McDonald has won Tony Awards in all four possible categories for an actor or actress: Best Actress in a Musical (The Gershwin’s Porgy and Bess); Best Featured Actress in a Musical (Carousel, Ragtime); Best Actress in a Play (Lady Day at Emerson’s Bar & Grill) and Best Featured Actress in a Play (Master Class, A Raisin in the Sun).

She and Rudetsky have known each other for years. They have regularly appeared together including this performance of “I Could Have Danced All Night” from My Fair Lady.

Tickets for either the live stream or the second viewing are $25 each. The rerun of Sunday’s concert will be streamed at 3:00 PM EDT/12:00 PM PDT on Monday, July 13th.

A scene from Glyndebourne’s 2010 production of “Billy Budd” (© Glyndebourne Productions Ltd.)

Billy Budd – Glyndebourne – July 12th – July 19th

Herman Melville’s short novel, Billy Budd, left unfinished by the author and published in 1924 (33 years after Melville’s death), serves as the inspiration for Benjamin Britten’s opera.

Billy Budd, the opera, had its world premiere in London in 1951. Novelist E.M. Forster (A Passage to India) and Eric Crozier wrote the libretto. Billy Budd is a rare opera in that it features no female roles. Even the chorus is all-male.

The opera tells the story of a young sailor (Jacques Imbrailo) who is newly recruited to join the HMS Indomitable. He possess great beauty and charm. The Master-at-Arms, Claggart (Phillip Ens), finds himself inexplicably drawn to the young man. Uneasy with the feelings Budd instills him, Claggart seeks to do everything he can to destroy the young man.

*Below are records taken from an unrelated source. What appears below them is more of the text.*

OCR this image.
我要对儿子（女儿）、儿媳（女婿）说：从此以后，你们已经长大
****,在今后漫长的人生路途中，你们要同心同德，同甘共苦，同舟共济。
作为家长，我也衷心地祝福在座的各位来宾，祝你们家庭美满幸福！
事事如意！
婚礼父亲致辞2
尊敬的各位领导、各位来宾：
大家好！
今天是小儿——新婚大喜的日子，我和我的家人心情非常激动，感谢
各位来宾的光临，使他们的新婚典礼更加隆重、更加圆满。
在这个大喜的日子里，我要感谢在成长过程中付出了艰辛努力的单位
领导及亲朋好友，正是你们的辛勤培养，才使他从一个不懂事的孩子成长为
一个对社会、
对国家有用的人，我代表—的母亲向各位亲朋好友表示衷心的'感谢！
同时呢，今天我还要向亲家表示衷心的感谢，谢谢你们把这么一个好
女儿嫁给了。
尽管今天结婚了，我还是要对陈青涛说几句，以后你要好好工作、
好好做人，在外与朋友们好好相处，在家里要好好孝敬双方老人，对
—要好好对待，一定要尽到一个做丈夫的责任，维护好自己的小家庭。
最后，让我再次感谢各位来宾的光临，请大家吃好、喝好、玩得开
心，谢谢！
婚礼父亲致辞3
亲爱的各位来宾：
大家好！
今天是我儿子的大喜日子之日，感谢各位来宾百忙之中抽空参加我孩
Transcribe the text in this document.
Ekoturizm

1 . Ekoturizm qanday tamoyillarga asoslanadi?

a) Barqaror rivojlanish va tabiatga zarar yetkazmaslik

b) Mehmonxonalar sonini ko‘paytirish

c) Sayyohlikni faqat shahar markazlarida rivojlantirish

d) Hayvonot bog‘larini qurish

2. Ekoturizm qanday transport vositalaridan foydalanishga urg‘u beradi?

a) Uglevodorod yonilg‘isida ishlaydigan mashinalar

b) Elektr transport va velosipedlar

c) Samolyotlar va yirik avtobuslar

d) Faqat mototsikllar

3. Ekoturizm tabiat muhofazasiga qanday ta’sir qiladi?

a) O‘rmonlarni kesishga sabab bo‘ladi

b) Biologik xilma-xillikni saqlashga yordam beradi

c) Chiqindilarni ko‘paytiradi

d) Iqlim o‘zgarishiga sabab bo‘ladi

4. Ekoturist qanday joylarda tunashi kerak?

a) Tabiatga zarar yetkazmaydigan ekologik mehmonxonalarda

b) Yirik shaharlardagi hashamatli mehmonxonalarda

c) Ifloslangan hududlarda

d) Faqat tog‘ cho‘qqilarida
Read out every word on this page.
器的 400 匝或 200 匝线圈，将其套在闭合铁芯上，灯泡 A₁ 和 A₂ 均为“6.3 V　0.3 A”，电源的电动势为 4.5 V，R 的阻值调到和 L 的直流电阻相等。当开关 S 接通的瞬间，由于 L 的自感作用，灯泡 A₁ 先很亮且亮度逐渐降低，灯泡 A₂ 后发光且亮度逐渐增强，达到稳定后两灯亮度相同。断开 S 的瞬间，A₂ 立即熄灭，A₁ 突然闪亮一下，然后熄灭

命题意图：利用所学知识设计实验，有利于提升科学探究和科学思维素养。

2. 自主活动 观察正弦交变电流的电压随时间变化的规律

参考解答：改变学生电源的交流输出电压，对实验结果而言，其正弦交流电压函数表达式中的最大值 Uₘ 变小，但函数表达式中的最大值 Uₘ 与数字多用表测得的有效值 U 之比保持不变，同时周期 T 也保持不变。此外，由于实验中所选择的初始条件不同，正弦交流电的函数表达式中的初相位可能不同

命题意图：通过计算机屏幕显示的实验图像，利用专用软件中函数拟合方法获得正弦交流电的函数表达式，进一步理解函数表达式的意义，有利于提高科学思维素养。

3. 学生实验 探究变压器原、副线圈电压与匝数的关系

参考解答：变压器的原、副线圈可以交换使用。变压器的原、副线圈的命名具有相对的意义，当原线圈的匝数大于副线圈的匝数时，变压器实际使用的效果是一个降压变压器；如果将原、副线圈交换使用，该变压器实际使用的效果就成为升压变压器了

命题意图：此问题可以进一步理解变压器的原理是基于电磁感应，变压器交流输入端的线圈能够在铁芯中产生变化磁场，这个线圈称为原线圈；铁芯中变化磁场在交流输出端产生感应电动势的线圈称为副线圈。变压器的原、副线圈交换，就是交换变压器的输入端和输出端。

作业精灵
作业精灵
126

This 2010 production from Glyndebourne was directed by Michael Grandage. This was the first opera Grandage directed. He is best known for his work in theatre including the plays Red and Frost/Nixon. Mark Elder conducts the London Philharmonic Orchestra.

Andrew Clements, writing for The Guardian said of this production, “Jacques Imbrailo’s Billy is a total joy – slight, lithe and wonderfully guileless, singing his farewell to life with immense dignity and pathos. …The remorseless inhumanity of the story is certainly vivid, both on stage and in Mark Elder’s account of the score, by turns luminous and scaldingly intense. Elder does not neglect a single detail of what is perhaps Britten’s greatest orchestral accomplishment, and both the playing of the London Philharmonic and the singing of the Glyndebourne chorus have marvellous presence.”

That’s it for your Best Bets at Home: July 10th – July 12th. As always, a few reminders:

The Metropolitan Opera productions available this weekend are Tchaikovsky’s Eugene Onegin on Friday; Puccini’s Madama Butterfly on Saturday and my personal favorite opera, Wagner’s Tristan und Isolde on Sunday.

Fridays at Five from SFJazz this weekend features John Scofield and Lettuce in a concert from 2019.

Stratford Festival continues its Shakespeare films with their 2017 production of Romeo and Juliet. Also available are The Adventures of Perciles and Antony and Cleopatra.

Now we’re officially done with the Best Bets at Home: July 10th – July 12th. Enjoy your weekend and stay safe and healthy.